For most ordinary people, who are neither pundits nor politicians, politics is a matter of assertions: telling others I think this, reassuring them that we are part of their tribe, that we oppose and support the same things as they do. This is inevitable. But I think it’s possible to look beyond that, to refuse to judge people by their political affiliations, to see them as individuals. Politics matters. I have strong political beliefs myself and I understand why people think it is important. Vote, campaign, write, publish, argue your case, sure.
But what matters more is not what people say but what they do: how they behave towards people close to them; how generous they are; how kind; how loyal; how honest. Donald Trump has inflamed people’s passions on both right and left and led too many to lose sight of what is most important about their fellow human beings.
I’m glad my friend apologised. It neutralised my anger. But unfortunately, the initial interaction probably damaged our friendship permanently: I can’t help that. It was a breach of trust. Don’t get me wrong: I think that trust could be restored in person relatively easily, for the same reasons that few of us are as rude, as aggressive, as combative towards others in person as we can be on social media, or in a message or email. In person, you are forced to deal with the entire human being, while online, you are responding only to their disembodied opinions. Our own friendship grew and flourished because we were able to meet and hug and drink mimosas and dance. But he and I live continents apart now. I have no plans to return to the US in the foreseeable future and he will probably never come to Australia. I think the bond may be broken and I’m still too bruised from the interaction to even feel sad about that right now. But I suspect that, in time, I will.
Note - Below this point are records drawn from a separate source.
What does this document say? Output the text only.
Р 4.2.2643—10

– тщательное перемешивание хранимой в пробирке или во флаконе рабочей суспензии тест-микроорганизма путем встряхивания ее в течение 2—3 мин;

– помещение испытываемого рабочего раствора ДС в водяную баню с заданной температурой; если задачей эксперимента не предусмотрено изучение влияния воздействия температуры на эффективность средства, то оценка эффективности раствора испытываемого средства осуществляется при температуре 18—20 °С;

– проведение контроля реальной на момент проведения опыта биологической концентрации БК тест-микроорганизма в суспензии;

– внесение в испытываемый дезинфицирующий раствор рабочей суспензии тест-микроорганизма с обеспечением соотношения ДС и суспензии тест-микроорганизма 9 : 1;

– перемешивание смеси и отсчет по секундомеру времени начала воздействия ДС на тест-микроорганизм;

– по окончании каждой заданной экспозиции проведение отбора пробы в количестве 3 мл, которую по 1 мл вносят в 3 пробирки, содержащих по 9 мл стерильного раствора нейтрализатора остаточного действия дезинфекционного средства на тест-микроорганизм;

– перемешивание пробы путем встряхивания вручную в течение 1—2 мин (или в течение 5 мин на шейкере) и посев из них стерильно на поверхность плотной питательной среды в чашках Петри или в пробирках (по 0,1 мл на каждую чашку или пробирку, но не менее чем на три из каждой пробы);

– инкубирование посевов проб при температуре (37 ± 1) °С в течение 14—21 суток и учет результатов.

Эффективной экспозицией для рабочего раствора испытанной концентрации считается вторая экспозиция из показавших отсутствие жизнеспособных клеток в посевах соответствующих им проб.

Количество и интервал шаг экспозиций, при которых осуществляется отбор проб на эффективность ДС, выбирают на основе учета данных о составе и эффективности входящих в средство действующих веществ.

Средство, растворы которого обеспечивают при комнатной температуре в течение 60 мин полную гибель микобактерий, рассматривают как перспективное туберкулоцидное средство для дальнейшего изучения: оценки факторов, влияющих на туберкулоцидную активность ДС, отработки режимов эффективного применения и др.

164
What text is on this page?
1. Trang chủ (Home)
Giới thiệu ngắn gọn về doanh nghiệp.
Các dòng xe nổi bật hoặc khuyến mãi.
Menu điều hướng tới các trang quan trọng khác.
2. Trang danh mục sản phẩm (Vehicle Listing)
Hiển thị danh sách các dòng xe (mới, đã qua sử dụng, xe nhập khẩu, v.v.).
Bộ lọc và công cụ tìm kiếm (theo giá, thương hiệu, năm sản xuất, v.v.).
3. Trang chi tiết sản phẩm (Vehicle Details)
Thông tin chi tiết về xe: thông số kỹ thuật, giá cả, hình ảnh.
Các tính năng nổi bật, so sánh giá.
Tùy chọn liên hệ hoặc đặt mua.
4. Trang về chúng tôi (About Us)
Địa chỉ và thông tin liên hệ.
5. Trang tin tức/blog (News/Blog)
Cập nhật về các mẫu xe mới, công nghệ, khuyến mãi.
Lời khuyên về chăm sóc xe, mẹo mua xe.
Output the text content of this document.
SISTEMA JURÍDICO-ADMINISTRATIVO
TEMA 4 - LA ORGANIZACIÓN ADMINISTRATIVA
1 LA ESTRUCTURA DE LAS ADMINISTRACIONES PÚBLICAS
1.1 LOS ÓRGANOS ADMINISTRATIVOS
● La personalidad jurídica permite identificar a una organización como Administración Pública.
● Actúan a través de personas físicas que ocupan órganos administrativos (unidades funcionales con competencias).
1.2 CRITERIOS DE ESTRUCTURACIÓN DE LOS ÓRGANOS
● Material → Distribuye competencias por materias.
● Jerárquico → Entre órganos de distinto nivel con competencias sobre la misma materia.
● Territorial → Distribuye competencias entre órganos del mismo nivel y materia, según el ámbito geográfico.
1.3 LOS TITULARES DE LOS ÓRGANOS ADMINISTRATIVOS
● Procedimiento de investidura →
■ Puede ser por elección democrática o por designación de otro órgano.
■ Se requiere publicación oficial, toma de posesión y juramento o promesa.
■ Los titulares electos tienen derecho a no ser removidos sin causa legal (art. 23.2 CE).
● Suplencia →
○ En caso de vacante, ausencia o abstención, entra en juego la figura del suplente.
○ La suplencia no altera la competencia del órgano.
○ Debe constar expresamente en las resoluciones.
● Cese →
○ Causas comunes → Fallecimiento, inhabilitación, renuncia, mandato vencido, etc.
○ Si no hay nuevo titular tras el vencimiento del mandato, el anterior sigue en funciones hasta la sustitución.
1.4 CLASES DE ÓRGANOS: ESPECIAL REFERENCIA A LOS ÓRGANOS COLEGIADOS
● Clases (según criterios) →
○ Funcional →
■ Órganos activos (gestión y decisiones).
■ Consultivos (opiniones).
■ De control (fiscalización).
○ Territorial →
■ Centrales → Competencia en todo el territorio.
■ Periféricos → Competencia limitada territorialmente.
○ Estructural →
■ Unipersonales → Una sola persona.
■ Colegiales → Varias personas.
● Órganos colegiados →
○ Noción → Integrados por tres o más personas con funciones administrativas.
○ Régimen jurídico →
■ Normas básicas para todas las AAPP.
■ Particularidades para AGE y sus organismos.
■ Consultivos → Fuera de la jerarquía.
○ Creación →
Love this post, Iona. So, I’ve been thinking a lot about this. Australia is not built on revolution. The first European settlement was a convict colony in a harsh land, where government frequently had to intervene in the beginning to help people (bushfires, droughts and floods). We did have one rebellion, the Rum Rebellion, where the military junta rebelled against the colonial governor. They dragged Governor Bligh out from under the bed and shot him… No. They dragged him out and put him on a ship in Sydney Harbour where he sat for a year, writing letters to “My dear sirs” “Your most obedient & etc” challenging the legality of the coup. One of the formenters of the coup, one Simeon Lord (the only ex-convict and coincidentally my ancestor) loaned him his copy of Blackstone. Then the military guys all got called back to England along with Bligh, the Colonial office said, “Naughty, actually not legal. By the way we’re sending out a new Governor with a regiment.” The military guys all went back to Australia, did nothing else bad, and Lachlan Macquarie became our greatest governor. This is the Australian mentality. We have a utilitarian and majoritarian outlook - which can be both good and bad. We certainly rejected the divisive parties in this election, IMO. And I thought both Dutton’s and Albo’s speeches were extremely gracious.
What I really hate is, “If you don’t totally object to Y, you must be for X.” It’s an attempt to force a loyalty test on you. It polarises. I’m really glad your friend apologised.